The advent of Gambling Watch UK is important

By Simon Barrow
August 6, 2012

There was an extremely depressing and revealing Channel 4 TV 'Dispatches' documentary this evening, documenting the way in which the 2005 liberalisation of gambling by New Labour (Gordon Brown pulled back on 'super-casinos', but not the rest of it) has exposed poor communities in particular to businesses that take many thousands of pounds out of the local economy every day.

The demographic research charting the crowd-sourcing of betting shops in places of high unemployment and financial insecurity was especially disturbing. The human cost is very high indeed.

Labour's deputy leader Harriet Harman finally admitted that her administration got it wrong. "If only we had been told", she said. They were, by the Quakers, Methodists, Salvation Army, secular addiction groups, Ekklesia and many others. But they weren't listening. Nor is the Coalition government at the moment, it seems.

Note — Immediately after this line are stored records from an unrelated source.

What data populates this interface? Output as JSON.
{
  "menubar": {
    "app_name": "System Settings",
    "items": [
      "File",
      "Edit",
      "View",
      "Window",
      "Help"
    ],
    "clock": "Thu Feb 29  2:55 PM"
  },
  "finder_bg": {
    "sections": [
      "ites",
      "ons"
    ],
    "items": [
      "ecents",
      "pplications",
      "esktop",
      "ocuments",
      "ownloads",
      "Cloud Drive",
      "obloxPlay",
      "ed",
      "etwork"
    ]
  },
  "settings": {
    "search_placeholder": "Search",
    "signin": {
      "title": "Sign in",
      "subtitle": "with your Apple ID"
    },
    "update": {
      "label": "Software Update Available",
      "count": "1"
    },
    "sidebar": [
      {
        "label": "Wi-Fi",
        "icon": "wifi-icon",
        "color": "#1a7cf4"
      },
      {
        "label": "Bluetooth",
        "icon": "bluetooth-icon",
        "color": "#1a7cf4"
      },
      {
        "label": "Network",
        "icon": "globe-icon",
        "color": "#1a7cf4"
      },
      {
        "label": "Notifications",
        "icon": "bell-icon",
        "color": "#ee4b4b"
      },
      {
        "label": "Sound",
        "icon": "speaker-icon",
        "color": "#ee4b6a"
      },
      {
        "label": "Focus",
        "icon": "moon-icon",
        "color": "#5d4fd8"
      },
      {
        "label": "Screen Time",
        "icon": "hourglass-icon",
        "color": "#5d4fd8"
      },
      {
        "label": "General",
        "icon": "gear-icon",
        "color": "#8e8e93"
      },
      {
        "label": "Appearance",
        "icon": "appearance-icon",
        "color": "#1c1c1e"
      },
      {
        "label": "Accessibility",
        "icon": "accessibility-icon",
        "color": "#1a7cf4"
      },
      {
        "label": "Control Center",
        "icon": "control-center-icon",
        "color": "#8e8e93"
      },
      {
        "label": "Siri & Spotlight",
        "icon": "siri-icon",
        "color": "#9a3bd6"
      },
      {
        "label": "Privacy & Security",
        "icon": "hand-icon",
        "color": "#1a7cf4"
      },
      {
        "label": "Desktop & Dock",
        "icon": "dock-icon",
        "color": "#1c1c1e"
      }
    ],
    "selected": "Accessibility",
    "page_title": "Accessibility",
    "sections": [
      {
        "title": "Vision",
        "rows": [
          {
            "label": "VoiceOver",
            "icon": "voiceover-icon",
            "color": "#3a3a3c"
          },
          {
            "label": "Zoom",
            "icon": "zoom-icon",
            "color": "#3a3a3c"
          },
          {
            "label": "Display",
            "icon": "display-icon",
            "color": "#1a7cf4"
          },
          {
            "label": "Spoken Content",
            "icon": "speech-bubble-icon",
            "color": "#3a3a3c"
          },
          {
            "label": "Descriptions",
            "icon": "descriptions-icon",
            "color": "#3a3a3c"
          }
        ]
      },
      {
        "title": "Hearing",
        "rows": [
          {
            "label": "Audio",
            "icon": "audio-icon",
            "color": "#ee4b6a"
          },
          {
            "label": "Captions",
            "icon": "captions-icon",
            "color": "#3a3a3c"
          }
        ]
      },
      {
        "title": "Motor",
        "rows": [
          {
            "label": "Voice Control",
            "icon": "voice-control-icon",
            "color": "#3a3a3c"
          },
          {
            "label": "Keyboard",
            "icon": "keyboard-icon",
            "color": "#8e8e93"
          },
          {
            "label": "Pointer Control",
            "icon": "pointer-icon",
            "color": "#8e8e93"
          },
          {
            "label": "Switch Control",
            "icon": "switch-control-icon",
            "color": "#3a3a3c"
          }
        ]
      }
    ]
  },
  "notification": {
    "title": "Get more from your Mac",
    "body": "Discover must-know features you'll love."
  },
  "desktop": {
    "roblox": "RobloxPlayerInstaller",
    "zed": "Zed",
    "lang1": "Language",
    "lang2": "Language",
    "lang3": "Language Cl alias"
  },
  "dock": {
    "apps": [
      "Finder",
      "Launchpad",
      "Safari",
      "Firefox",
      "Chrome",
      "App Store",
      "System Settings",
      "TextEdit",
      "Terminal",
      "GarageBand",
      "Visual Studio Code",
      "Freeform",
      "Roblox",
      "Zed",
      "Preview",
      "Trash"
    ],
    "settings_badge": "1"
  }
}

This is why the genesis and development of Gambling Watch UK is so important, galvanising common action on an issue which should concern all those who believe in tackling inequality and financial chaos. Ekklesia is happy to endorse its aims and collaborative approach.

Gambling Watch UK is a welcome addition to the gambling landscape, the Quakers noted earlier this year when the organisation was set up.

The last few years have seen many changes as regards gambling: it is now widely advertised on the media, particularly via sporting events and on television - and advertising can include ‘free’ offers to get you started.

Many Local Authorities are concerned about the number of gambling premises in their areas, but they can’t refuse them just on the grounds they think there are too many. In the meanwhile, there has been a rise in the number of people who experience problems with gambling.

Quaker Action on Alcohol and Drugs, which has been active on gambling in recent times, has backed the group. It "recognises that there is a wider debate to be had about these broader issues. Are our attitudes and behaviour changing as regards gambling? Are we happy with the way things are going? The gambling industry represents its views (as it has a legitimate right to do) – but until now there have been few voices expressing a perspective that questions the social effects. Gambling Watch UK can add an informed and distinctive voice, and we look forward to hearing it."